I received my early flying instruction (civil) from Ira Biffle, E. G. Bahl, and Harold Lynch (1922). Charles Harden loaned me his parachutes for a double-jump at Lincoln. Later, I bought a parachute from him. I did not 'team-up' or barnstorm with Harden. Harden instructed me in the use of his parachutes when I made the double jump.
The offer of the Raymond Orteig prize called my attention to the New York-Paris flight. I was much more interested in the flight than in the prize. (I do not mean to imply that the prize was not of definite interest too.) In attempting to obtain backing (financial) for the flight, I used the prize offer as an argument that a successful flight would more than pay for itself. But when I took off for Paris, I was not eligible for the prize, and did not expect to receive it. (According to the prize regulations, insufficient time had elapsed between my application for entry and my take-off.) Later, the regulations were waived and I was awarded the prize…

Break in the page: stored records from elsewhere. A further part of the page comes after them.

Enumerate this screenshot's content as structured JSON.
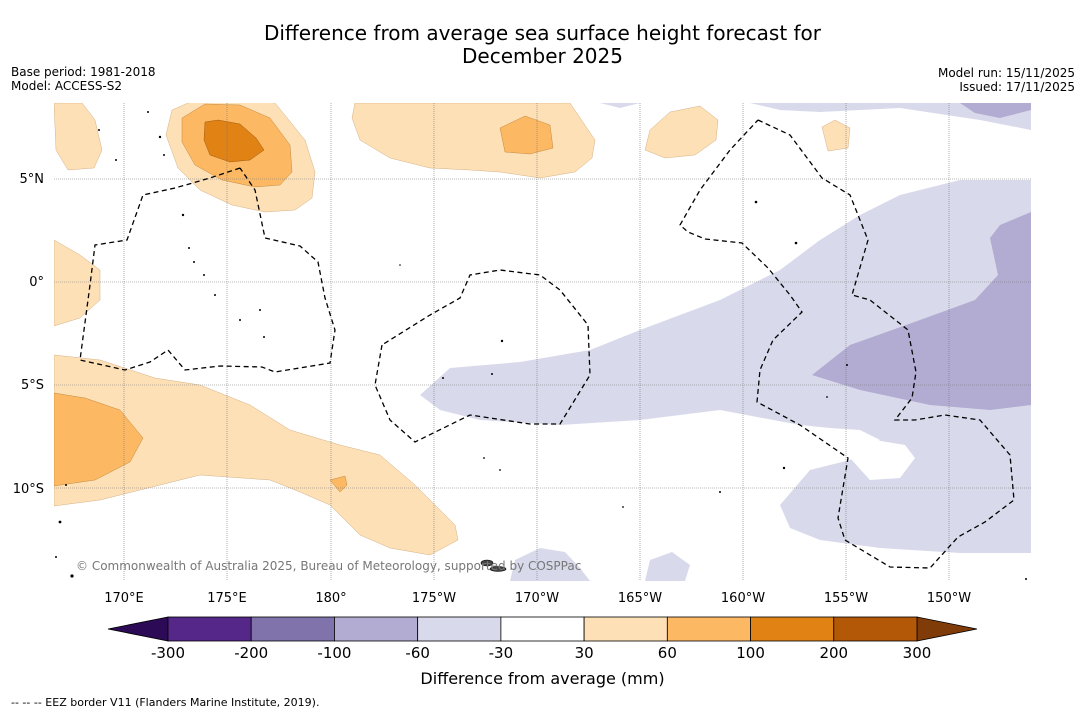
{
  "header": {
    "title_line1": "Difference from average sea surface height forecast for",
    "title_line2": "December 2025",
    "base_period": "Base period: 1981-2018",
    "model": "Model: ACCESS-S2",
    "model_run": "Model run: 15/11/2025",
    "issued": "Issued: 17/11/2025"
  },
  "map": {
    "copyright": "© Commonwealth of Australia 2025, Bureau of Meteorology, supported by COSPPac",
    "lat_labels": [
      "5°N",
      "0°",
      "5°S",
      "10°S"
    ],
    "lon_labels": [
      "170°E",
      "175°E",
      "180°",
      "175°W",
      "170°W",
      "165°W",
      "160°W",
      "155°W",
      "150°W"
    ]
  },
  "colors": {
    "neg300": "#2d0a55",
    "neg200": "#542788",
    "neg100": "#8073ac",
    "neg60": "#b2abd2",
    "neg30": "#d8daeb",
    "neutral": "#ffffff",
    "pos30": "#fee0b6",
    "pos60": "#fdb863",
    "pos100": "#e08214",
    "pos200": "#b35806",
    "pos300": "#7f3b08"
  },
  "chart_data": {
    "type": "heatmap",
    "title": "Difference from average sea surface height forecast for December 2025",
    "variable": "Difference from average (mm)",
    "lon_range": [
      167,
      214
    ],
    "lat_range": [
      -14,
      8
    ],
    "legend_levels": [
      -300,
      -200,
      -100,
      -60,
      -30,
      30,
      60,
      100,
      200,
      300
    ],
    "colorbar_tick_labels": [
      "-300",
      "-200",
      "-100",
      "-60",
      "-30",
      "30",
      "60",
      "100",
      "200",
      "300"
    ],
    "colorbar_label": "Difference from average (mm)",
    "features": [
      {
        "region": "north of Solomon Islands / near 175°E 6°N",
        "range_mm": [
          60,
          200
        ]
      },
      {
        "region": "central Pacific near 172°W 7°N",
        "range_mm": [
          30,
          100
        ]
      },
      {
        "region": "west of map near 168°E 8°S",
        "range_mm": [
          30,
          100
        ]
      },
      {
        "region": "equatorial east Pacific 150°W-140°W",
        "range_mm": [
          -100,
          -30
        ]
      }
    ],
    "footnote": "EEZ border V11 (Flanders Marine Institute, 2019)."
  },
  "footer": {
    "eez_note": "-- -- -- EEZ border V11 (Flanders Marine Institute, 2019)."
  }
}
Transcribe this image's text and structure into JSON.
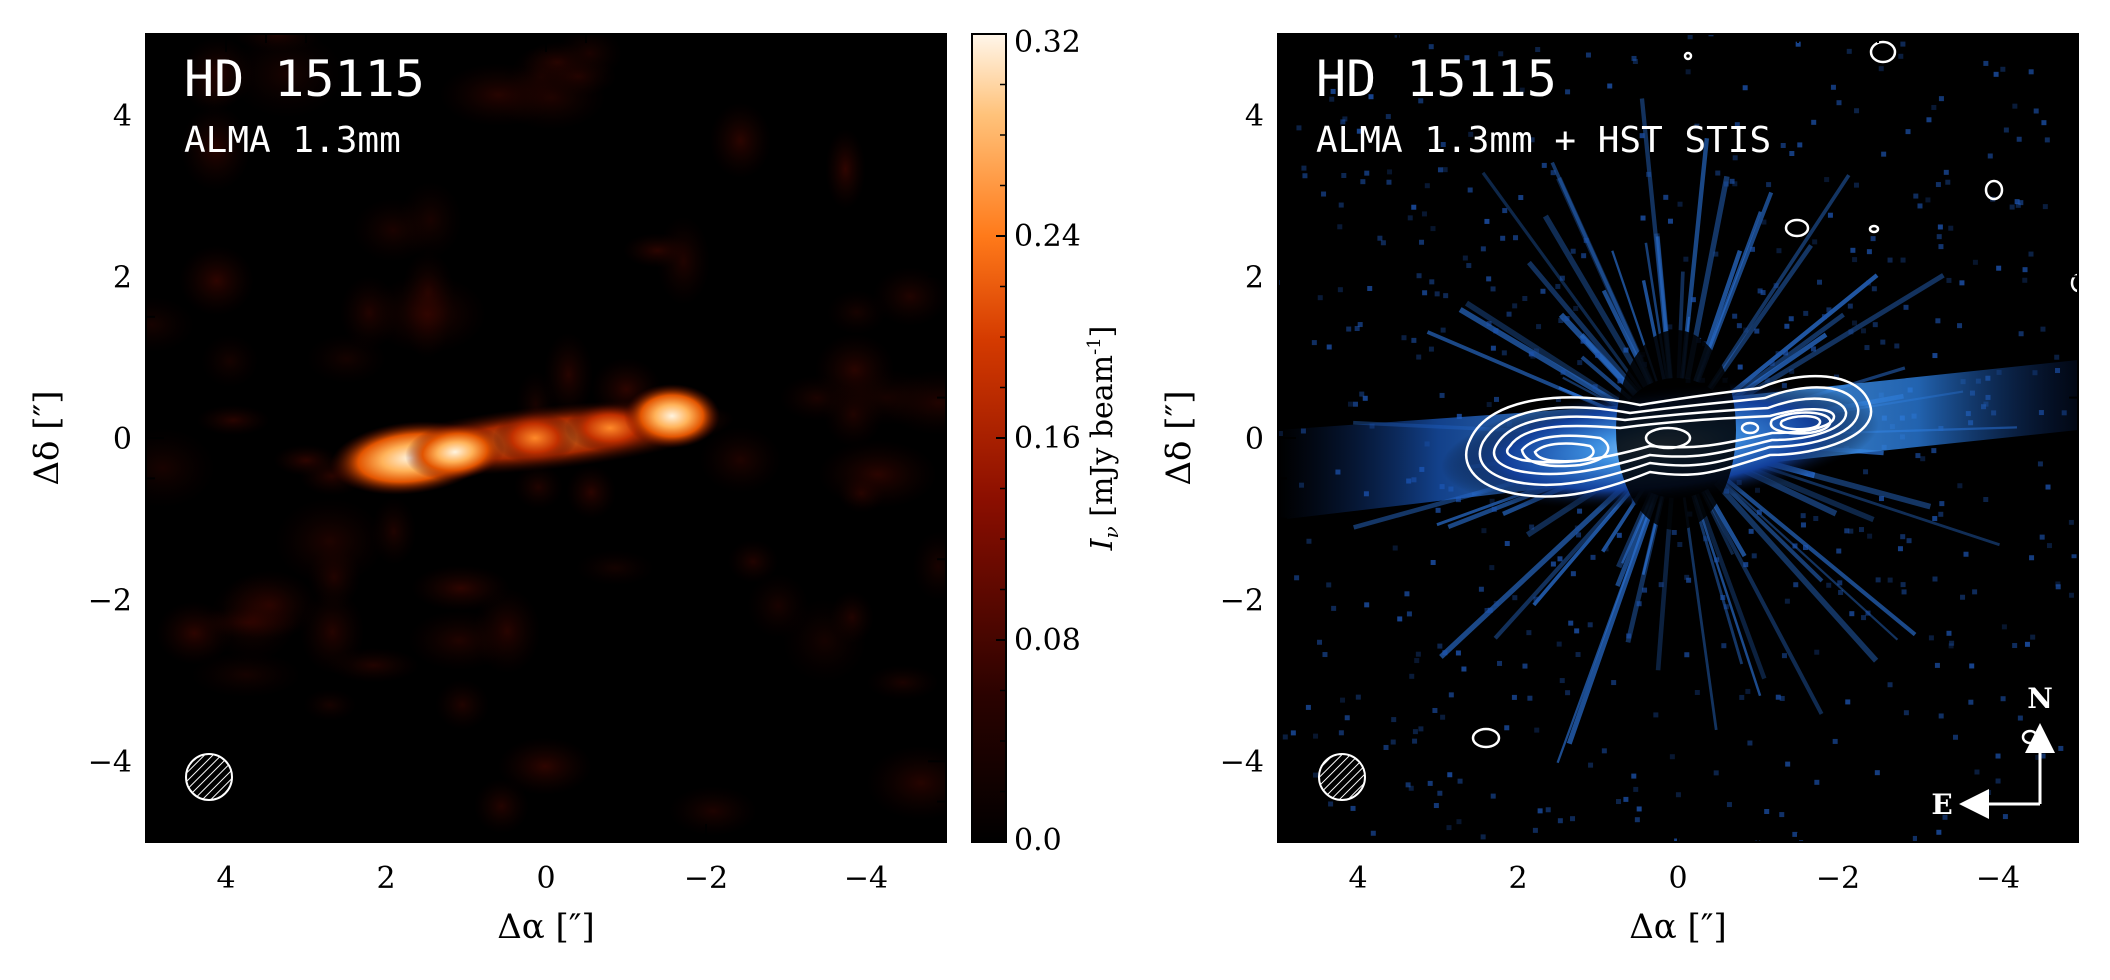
{
  "panels": [
    {
      "title": "HD 15115",
      "subtitle": "ALMA 1.3mm",
      "xlabel": "Δα [″]",
      "ylabel": "Δδ [″]",
      "x_range": [
        5,
        -5
      ],
      "y_range": [
        -5,
        5
      ],
      "x_ticks": [
        "4",
        "2",
        "0",
        "−2",
        "−4"
      ],
      "y_ticks": [
        "4",
        "2",
        "0",
        "−2",
        "−4"
      ],
      "colormap": "black-red-orange-white"
    },
    {
      "title": "HD 15115",
      "subtitle": "ALMA 1.3mm + HST STIS",
      "xlabel": "Δα [″]",
      "ylabel": "Δδ [″]",
      "x_range": [
        5,
        -5
      ],
      "y_range": [
        -5,
        5
      ],
      "x_ticks": [
        "4",
        "2",
        "0",
        "−2",
        "−4"
      ],
      "y_ticks": [
        "4",
        "2",
        "0",
        "−2",
        "−4"
      ],
      "colormap": "black-blue-white",
      "compass": {
        "north": "N",
        "east": "E"
      }
    }
  ],
  "colorbar": {
    "label": "I",
    "label_sub": "ν",
    "label_units": "[mJy beam",
    "label_exp": "-1",
    "label_close": "]",
    "tick_labels": [
      "0.32",
      "0.24",
      "0.16",
      "0.08",
      "0.0"
    ],
    "range": [
      0.0,
      0.32
    ]
  },
  "colors": {
    "background": "#ffffff",
    "map_bg": "#000000",
    "hot_core": "#fff3dc",
    "hot_mid": "#ff7a1a",
    "hot_low": "#8a0e00",
    "blue_core": "#c8ecff",
    "blue_mid": "#3d8fe0",
    "blue_low": "#0a2a6e",
    "contour": "#ffffff"
  }
}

In Germany, I took part in writing reports concerning the Luftwaffe, to the American Government; but aside from this, most of my information was given by letter and verbally…I worked in close contact with Ambassadors Bullitt, Kennedy, Wilson, and their military staffs.

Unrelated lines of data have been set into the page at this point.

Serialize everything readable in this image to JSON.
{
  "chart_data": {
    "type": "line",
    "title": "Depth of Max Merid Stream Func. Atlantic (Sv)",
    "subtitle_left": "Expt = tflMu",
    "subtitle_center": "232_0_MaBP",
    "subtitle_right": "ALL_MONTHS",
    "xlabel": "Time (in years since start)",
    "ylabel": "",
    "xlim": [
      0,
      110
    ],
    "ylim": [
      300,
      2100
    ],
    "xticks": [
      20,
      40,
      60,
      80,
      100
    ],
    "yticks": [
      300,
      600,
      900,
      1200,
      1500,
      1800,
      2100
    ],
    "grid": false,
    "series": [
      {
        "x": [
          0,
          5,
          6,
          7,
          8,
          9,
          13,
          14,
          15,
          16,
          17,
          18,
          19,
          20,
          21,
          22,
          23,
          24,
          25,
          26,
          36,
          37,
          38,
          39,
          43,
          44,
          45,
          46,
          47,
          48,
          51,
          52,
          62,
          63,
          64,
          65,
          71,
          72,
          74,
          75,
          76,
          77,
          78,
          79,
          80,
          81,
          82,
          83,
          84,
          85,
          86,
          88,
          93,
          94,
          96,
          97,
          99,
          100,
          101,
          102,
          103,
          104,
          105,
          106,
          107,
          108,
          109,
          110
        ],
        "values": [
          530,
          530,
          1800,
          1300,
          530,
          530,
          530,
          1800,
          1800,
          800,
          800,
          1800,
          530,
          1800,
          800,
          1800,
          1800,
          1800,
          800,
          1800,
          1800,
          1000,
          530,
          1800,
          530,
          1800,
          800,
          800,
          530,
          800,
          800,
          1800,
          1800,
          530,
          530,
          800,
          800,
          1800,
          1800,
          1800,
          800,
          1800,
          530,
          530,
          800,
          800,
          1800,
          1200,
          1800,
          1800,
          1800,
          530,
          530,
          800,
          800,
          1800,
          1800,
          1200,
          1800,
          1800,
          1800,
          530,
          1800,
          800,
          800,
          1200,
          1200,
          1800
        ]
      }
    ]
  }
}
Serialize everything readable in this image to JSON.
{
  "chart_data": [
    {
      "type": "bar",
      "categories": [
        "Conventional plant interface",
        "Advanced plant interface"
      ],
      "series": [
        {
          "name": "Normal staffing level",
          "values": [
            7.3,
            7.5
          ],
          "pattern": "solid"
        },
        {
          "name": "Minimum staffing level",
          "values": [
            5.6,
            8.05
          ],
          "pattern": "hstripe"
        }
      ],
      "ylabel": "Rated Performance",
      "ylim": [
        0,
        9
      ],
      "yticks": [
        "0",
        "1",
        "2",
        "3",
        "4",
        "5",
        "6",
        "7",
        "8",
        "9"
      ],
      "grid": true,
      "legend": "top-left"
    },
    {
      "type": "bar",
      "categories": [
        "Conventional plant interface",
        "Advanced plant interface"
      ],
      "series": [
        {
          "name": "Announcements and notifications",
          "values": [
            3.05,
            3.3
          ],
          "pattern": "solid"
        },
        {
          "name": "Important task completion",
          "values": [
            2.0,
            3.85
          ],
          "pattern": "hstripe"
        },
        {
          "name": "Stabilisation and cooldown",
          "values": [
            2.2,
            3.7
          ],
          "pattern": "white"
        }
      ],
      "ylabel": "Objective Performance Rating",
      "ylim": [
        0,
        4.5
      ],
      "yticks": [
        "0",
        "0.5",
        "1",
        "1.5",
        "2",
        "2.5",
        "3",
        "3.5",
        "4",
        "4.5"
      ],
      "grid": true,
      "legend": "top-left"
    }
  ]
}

Almost all my work on high altitude and cruise-control flight was done during the war—at Willow Run and with the combat squadrons in the Pacific. My post-war work for the Air Force and Defense Department touched so many fields that I suggest leaving out the specific word, 'research.'"
Included is the two-page high-quality master copy of Pendray’s typed manuscript Lindbergh was returning, entitled “Medalist for 1953,” which the famed aviator meticulously hand-corrected in pencil. The most substantial correction comes in the second paragraph, which Lindbergh has crossed out and rewritten, in part: “He received instruction first from Ira Biffle; later, from E. G. Bahl and Harold Lynch. He accompanied the latter two pilots on barnstorming trips, as mechanic, wing-walker, and parachute jumper.” In the section on his transcontinental flight, Lindbergh amends the wording from “attempting to win the $25,000 prize offered by Raymond B. Orteig” to “after reading of Raymond Orteig’s offer,” to make the distinction he outlines in his letter.
Also included is Pendray’s retained carbon copy of his response to this letter, thanking Lindbergh for the notes and requesting a photograph, as well as the original mailing envelope panel addressed in Lindbergh’s hand, including his name, “C. A. Lindbergh,” in the return address area. In overall fine condition.
This is an extraordinary piece with superb biographical content—he writes on his early days as a pilot and learning to fly, corrects various long-standing misconceptions (particularly that regarding the Orteig prize), and discusses his military service. Lindbergh was allowed to tour German aviation facilities prior to the war between 1936 and 1938, and became familiar with the entire Luftwaffe fleet, which he was extremely impressed by. At the urging of Ambassador Joseph Kennedy he even wrote a secret memo to the British warning them that a military response to Hitler's violation of the Munich Agreement in 1938 would be suicide, given Germany's air superiority. By the time of this letter, Lindbergh was himself an accomplished author—he had released the autobiographical bestseller We within months of his famous 1927 flight, as well as Of Flight and Life in 1948 and The Spirit of St. Louis in 1953—in 1954 he received a Pulitzer Prize for the latter. Rife with fantastic content and intimate insight into the aviator's life and legend, this is a one-of-a-kind historical offering.